The given weight of $KMn{O_4}$ (W) = $31.5gm$
Molar mass of $KMn{O_4}$ given (M) = $316gm/mol$
To calculate the number of moles: $n = \dfrac{W}{M}$
$n = \dfrac{{31.5}}{{316}} = 0.0996$ $mol$
So, the total number of moles of $KMn{O_4}$ involved is $0.0996$ $moles$.
-First of all we will see the reaction involved when potassium permanganate reacts with hydrochloric acid. The reaction is:
$2KMn{O_4} + 16HCl \to 2KCl + 2MnC{l_2} + 8{H_2}O + 5C{l_2}$
From the reaction we can see that 2 moles of $KMn{O_4}$ will produce 5 moles of $C{l_2}$. We need to calculate the amount of $C{l_2}$ produced when $0.0996$ $moles$ of $KMn{O_4}$ are used. So, for this we will use the unitary method.
2 moles of $KMn{O_4}$ produce → $5$ moles of $C{l_2}$
1 mole of $KMn{O_4}$ produce → $\dfrac{5}{2}$ moles of $C{l_2}$
$0.0996moles$ of $KMn{O_4}$ produce → $\dfrac{5}{2} \times 0.0996$ moles of $C{l_2}$
= $0.249moles$ of $C{l_2}$
So, we can say that $0.249moles$ of $C{l_2}$ are produced.

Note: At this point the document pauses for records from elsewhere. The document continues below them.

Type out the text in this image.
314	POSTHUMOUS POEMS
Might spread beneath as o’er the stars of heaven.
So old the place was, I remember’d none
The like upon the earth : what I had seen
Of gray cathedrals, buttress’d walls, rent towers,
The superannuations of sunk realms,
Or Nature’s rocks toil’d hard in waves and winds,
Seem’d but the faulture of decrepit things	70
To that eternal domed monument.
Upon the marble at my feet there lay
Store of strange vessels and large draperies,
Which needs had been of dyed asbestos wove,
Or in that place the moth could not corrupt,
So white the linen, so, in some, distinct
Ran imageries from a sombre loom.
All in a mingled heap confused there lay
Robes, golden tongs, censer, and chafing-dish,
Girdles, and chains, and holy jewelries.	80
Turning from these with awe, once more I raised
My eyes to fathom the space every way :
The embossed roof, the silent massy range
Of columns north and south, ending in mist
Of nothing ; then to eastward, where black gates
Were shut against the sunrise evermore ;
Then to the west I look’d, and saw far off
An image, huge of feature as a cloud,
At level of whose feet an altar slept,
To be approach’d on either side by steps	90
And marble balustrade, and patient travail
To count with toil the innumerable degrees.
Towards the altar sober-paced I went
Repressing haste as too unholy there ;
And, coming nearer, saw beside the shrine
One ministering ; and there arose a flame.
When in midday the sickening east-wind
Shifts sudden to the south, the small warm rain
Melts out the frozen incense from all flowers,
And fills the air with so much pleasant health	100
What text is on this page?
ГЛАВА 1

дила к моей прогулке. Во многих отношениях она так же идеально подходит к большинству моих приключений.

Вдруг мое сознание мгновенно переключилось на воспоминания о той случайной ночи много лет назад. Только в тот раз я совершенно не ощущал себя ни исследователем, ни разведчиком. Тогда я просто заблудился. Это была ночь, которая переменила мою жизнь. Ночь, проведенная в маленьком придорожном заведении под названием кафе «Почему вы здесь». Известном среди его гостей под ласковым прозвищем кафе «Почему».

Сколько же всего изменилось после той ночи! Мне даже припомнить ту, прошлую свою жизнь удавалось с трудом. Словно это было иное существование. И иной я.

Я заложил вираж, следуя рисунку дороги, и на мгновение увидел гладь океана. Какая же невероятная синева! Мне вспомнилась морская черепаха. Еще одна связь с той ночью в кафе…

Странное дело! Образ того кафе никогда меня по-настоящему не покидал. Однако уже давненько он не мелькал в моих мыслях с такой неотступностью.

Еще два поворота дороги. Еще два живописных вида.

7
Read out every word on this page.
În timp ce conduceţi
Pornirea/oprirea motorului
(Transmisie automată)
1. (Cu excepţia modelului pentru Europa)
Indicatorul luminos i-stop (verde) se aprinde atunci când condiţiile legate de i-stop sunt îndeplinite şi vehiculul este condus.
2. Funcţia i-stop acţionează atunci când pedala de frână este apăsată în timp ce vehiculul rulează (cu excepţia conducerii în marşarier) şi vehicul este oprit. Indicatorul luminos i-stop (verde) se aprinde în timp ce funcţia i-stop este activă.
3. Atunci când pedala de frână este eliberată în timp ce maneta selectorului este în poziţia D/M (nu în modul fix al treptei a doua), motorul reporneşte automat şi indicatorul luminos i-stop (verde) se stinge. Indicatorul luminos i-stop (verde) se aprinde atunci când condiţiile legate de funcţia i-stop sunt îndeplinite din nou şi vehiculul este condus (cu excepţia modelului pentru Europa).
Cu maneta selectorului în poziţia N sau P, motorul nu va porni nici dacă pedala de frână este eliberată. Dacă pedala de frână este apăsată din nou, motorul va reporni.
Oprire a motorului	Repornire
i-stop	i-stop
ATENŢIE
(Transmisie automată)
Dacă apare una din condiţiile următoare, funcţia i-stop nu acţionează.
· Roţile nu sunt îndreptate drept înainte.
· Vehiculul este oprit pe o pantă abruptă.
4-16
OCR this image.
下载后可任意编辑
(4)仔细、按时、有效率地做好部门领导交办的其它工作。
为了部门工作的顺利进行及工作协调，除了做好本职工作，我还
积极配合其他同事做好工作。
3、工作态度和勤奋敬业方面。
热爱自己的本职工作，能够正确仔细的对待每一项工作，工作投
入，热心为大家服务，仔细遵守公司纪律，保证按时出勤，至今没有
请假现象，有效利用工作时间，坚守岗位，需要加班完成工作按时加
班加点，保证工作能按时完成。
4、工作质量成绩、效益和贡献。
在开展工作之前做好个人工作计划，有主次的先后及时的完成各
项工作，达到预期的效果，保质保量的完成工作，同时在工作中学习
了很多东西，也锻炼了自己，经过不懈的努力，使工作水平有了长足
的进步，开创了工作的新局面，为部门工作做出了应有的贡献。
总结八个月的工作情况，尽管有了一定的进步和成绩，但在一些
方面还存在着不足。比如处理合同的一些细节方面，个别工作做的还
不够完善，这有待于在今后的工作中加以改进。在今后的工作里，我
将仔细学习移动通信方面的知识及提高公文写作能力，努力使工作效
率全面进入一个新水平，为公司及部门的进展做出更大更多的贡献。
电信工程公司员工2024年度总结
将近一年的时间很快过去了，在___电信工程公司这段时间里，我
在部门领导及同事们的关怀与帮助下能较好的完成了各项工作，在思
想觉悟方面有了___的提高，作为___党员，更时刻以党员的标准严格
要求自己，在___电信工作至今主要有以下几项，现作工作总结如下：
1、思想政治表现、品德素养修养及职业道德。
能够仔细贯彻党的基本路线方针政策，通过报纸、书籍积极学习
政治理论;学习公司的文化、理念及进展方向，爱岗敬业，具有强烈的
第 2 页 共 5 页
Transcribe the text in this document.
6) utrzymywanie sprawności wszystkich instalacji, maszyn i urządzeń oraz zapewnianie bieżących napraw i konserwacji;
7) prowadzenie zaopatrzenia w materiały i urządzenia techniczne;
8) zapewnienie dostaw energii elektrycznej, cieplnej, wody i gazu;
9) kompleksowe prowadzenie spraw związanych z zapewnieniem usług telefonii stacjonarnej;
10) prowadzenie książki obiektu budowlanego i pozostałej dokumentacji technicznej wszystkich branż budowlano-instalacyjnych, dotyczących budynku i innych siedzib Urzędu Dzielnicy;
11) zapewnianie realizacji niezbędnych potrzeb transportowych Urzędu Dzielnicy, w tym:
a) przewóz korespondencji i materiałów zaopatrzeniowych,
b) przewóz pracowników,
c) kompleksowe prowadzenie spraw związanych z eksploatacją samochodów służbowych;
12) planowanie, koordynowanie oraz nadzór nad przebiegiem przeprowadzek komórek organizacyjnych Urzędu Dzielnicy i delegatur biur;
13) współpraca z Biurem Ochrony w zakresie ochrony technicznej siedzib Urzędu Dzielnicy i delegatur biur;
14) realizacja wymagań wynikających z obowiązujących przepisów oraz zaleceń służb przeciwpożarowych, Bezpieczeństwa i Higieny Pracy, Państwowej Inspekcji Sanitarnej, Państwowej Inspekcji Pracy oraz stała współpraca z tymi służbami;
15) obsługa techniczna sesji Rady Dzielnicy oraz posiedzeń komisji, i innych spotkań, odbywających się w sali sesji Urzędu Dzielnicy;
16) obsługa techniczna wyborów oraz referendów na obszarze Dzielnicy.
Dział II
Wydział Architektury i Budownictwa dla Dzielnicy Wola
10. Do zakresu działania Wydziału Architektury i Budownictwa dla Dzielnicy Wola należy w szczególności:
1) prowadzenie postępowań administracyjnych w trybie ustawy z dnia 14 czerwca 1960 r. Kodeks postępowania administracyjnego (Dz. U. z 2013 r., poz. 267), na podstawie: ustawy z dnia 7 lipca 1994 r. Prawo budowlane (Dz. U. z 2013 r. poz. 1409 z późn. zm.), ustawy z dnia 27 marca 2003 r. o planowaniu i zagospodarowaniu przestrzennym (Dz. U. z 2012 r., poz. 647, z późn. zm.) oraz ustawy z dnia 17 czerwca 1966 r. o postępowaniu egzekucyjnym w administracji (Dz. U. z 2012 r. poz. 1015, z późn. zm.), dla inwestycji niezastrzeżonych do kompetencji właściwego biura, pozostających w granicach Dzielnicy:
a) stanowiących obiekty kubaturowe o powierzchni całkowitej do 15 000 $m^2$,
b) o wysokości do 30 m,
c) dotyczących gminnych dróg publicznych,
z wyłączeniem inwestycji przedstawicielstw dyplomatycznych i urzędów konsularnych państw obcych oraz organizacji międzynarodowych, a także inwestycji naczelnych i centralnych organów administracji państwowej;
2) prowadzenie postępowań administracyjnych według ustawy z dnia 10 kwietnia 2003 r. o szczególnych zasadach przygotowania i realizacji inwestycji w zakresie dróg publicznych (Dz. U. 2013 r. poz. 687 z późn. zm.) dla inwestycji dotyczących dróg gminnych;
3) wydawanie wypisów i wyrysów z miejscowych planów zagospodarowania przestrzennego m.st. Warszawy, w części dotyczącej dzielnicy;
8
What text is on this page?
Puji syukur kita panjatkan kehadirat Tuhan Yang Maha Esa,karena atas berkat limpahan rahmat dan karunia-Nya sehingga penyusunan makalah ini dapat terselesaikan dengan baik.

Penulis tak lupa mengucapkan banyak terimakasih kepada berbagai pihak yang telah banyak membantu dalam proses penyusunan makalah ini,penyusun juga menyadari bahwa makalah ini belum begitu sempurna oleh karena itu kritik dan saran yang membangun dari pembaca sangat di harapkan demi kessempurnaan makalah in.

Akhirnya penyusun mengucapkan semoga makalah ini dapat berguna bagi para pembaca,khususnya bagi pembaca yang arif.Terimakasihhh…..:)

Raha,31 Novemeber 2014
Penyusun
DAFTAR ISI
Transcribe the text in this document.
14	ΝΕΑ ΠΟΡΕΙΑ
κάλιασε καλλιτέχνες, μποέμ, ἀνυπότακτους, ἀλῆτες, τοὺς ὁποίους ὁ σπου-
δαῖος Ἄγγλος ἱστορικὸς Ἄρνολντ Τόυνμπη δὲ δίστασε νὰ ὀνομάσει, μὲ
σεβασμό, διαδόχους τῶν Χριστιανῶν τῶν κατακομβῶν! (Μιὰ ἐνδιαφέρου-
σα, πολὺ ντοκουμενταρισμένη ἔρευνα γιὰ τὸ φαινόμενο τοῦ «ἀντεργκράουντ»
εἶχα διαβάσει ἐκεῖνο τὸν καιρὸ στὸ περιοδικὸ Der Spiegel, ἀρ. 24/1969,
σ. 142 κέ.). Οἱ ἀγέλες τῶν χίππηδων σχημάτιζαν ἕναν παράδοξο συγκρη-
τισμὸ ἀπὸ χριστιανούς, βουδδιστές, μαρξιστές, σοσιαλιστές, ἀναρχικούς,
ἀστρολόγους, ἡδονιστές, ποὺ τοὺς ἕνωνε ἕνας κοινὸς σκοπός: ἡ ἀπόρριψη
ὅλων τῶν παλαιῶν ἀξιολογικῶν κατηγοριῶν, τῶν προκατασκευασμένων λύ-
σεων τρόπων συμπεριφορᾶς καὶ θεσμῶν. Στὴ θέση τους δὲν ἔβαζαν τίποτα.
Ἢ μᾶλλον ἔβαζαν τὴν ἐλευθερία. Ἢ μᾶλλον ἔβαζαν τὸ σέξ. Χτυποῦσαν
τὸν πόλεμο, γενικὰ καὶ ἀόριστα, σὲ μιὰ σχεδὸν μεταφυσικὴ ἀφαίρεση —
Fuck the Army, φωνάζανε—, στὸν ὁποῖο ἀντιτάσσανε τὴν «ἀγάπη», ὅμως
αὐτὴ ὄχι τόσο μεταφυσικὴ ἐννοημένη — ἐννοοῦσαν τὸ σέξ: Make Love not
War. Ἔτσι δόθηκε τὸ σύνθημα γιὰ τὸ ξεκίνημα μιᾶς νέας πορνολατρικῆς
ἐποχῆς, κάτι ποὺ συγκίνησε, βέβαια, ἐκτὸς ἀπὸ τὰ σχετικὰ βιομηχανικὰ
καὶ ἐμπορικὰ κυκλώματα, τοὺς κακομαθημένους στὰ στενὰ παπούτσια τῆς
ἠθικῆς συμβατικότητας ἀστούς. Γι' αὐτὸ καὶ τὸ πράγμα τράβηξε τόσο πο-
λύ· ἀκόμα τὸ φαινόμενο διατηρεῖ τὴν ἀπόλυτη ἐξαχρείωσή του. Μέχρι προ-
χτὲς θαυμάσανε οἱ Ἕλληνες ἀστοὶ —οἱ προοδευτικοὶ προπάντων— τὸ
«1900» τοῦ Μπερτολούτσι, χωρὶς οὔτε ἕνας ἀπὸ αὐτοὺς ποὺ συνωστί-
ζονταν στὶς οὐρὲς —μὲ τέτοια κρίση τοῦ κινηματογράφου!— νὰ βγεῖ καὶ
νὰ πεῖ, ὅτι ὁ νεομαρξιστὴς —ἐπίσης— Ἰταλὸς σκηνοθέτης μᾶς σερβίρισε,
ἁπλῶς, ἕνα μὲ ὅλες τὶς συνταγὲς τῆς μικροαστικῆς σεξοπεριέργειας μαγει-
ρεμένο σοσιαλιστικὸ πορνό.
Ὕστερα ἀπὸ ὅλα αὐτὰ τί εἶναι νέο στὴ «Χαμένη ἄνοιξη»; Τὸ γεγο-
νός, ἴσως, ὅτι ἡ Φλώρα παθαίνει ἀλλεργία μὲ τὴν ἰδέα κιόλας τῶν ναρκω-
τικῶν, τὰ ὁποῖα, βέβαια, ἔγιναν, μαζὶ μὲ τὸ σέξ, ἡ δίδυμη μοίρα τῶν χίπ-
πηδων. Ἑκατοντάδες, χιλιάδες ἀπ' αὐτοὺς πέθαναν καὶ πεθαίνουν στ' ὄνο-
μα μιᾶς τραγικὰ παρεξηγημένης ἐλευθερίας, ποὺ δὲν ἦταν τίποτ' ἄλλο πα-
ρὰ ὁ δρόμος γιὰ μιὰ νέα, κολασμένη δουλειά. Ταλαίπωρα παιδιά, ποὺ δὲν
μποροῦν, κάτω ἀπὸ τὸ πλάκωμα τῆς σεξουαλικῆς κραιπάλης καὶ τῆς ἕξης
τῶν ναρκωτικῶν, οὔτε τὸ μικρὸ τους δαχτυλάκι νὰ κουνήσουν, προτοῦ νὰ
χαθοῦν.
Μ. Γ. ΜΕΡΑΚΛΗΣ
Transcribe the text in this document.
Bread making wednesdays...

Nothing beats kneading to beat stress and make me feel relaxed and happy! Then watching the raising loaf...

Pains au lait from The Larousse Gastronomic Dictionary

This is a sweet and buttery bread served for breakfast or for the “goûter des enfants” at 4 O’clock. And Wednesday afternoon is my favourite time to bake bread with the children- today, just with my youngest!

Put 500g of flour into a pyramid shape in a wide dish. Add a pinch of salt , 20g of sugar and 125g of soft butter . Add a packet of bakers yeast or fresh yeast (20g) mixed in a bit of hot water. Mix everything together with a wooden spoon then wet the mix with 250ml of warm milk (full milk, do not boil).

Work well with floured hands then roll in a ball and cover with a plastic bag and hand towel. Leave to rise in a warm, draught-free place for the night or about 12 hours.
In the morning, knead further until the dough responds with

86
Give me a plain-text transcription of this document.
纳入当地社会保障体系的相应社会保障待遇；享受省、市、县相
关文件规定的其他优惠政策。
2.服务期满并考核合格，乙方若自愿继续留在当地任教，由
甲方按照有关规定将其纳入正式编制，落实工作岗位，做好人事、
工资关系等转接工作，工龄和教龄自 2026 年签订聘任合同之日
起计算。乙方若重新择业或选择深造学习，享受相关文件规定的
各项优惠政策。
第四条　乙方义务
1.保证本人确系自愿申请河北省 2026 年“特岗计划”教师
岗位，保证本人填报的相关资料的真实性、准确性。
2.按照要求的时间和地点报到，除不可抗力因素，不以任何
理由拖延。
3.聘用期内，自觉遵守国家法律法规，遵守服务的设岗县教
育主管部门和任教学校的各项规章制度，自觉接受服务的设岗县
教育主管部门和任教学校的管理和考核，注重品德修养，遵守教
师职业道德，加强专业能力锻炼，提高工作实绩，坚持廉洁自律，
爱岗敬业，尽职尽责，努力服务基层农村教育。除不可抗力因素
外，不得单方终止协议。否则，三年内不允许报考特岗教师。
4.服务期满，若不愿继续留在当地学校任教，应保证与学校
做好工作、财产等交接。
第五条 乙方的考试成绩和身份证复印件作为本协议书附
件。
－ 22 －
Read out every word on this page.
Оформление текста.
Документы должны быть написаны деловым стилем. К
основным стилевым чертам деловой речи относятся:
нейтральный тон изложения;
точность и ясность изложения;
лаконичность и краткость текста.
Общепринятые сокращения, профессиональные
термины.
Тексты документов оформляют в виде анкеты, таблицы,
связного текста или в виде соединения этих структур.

-We know that the molecular weight of $C{l_2}$ is $ = 2 \times 35.5 = 71gm/mol$
We will now calculate the given weight of $C{l_2}$ using the following equation:
$n = \dfrac{W}{M}$
$0.249 = \dfrac{W}{{71}}$
$W = 0.249 \times 71$
$ = 17.679gm$
So, we now conclude that $17.679gm$ of $C{l_2}$ will be produced.

Hence the correct option will be: (B) 17.75.

Note: In this reaction potassium permanganate ($KMn{O_4}$) being a strong oxidizing agent gets reduced from its +7 state to +2 state and oxidises $HCl$ to $C{l_2}$. This is a redox reaction.